Mayu was Director of Content and Messaging for African Wildlife Foundation, responsible for AWF's print and online content, collateral and overall organizational messaging. She is a graduate of the University of Illinois at Urbana-Champaign, and has nearly 20 years' experience in communications,… More

Without buy-in from people, conservation efforts rarely work. Which was why, when AWF launched a Reducing Emissions from Deforestation and Forest Degradation (REDD+) project in north–central Tanzania with the Norwegian Embassy a few years ago, one of our main goals was to introduce residents to sustainable livelihood activities that would reduce their reliance on the forests. 

Through its work with 18 villages around the Kolo Hills forests, AWF has successfully reduced encroachment into these forests, which serve as water catchments for the Tarangire River. (The Tarangire River flows north to the Tarangire–Manyara ecosystem in the Maasai Steppe landscape, which is habitat for significant wildlife populations.) Even better, however, is the leadership that our interventions have fostered. 
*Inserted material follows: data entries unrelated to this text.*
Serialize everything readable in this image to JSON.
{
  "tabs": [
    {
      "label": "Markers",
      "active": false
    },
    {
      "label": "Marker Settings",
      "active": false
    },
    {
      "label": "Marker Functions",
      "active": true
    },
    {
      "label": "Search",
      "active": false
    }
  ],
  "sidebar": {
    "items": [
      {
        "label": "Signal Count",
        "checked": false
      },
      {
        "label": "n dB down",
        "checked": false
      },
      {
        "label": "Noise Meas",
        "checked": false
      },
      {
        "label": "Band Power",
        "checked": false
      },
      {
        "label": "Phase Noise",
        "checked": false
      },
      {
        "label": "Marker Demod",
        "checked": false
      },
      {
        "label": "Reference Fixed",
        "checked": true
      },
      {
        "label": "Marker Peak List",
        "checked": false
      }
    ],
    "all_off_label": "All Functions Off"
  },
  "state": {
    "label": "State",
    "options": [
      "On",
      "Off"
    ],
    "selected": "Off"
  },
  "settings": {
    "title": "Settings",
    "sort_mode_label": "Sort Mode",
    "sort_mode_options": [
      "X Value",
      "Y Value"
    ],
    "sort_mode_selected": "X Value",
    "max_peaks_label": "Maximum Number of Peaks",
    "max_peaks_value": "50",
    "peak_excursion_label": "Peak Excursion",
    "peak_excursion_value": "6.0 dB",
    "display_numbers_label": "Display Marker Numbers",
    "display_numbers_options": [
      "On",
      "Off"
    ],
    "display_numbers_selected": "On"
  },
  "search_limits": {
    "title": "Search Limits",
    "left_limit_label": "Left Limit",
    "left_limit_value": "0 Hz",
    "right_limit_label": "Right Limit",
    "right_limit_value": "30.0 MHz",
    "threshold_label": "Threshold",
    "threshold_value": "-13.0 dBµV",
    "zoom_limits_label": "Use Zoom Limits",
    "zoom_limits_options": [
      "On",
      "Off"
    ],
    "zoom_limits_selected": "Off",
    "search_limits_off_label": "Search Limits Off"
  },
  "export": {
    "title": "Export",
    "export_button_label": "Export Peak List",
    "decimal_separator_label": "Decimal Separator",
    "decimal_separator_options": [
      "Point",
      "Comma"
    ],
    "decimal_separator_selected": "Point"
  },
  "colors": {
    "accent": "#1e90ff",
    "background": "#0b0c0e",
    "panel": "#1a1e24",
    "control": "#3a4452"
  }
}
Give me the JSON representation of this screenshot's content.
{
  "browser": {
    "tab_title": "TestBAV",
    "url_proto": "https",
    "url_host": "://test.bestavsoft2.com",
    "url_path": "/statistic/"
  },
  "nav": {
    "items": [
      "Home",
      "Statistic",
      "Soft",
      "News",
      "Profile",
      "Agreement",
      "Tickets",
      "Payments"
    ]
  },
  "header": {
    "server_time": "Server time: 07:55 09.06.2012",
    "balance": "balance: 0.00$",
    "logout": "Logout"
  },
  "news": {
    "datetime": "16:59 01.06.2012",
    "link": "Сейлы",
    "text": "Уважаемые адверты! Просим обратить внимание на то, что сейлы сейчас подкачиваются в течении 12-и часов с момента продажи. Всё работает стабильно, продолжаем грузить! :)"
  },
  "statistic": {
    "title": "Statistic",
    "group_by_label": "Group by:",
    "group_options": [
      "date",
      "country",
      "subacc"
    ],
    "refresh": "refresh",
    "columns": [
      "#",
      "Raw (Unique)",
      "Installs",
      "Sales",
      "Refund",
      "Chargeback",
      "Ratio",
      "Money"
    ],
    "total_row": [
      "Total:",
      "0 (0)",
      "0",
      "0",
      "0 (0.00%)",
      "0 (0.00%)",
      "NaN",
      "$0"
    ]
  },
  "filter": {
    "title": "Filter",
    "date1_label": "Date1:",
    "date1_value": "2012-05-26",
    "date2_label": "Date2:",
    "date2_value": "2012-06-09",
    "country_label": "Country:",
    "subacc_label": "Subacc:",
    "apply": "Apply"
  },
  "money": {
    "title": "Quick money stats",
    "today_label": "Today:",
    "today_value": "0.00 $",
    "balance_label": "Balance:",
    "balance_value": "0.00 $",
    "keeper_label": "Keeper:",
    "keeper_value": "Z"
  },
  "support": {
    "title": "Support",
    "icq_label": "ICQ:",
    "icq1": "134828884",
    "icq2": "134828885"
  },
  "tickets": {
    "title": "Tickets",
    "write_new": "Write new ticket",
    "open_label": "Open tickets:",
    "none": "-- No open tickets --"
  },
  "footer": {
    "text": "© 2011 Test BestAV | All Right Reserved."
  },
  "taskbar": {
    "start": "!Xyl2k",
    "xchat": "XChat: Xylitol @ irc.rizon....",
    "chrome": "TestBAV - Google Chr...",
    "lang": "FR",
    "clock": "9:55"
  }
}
Take Hawa Ibrahim Chora. A married mother of four, Hawa was chosen to be one of 120 demonstration farmers through AWF’s REDD+ project. After receiving improved seeds and learning new techniques from AWF-facilitated training, Hawa more than doubled her yield. “When I harvested nine bags of maize from a half-acre, all the community members came and celebrated at my house,” she recounts, smiling shyly.

The breadwinner for her family, Hawa now farms on 1.5 acres. She is an active member of the new farmer’s network that AWF launched (with funding support from the European Union), teaching others new agricultural techniques. And, through her work on the Kolo Village environmental committee, Hawa educates her neighbors about the importance of conservation. 

Women Lead the Charge in Conservation

Changing community mentality 

In the next town over, Kudra Shamroi is another leader amongst her peers. Kudra is the chairwoman of the Subira Group, a women’s tree nursery group. AWF initially provided Subira Group with 30,000 seedlings and business training. The women’s collective began growing and selling seedlings to community members and area institutions, eventually making enough profit to build a brand-new office building. 

When asked why Subira Group has been so successful, Kudra shows just what a savvy businesswoman she is. “Rather than distributing the money from seedling sales to each member, we instead think of how to maximize our profits,” she says, alluding to the notion of reinvesting in one’s business. “Accountability and transparency are also important.” 

Kudra adds: “We want to change the community mentality that women can’t do anything.”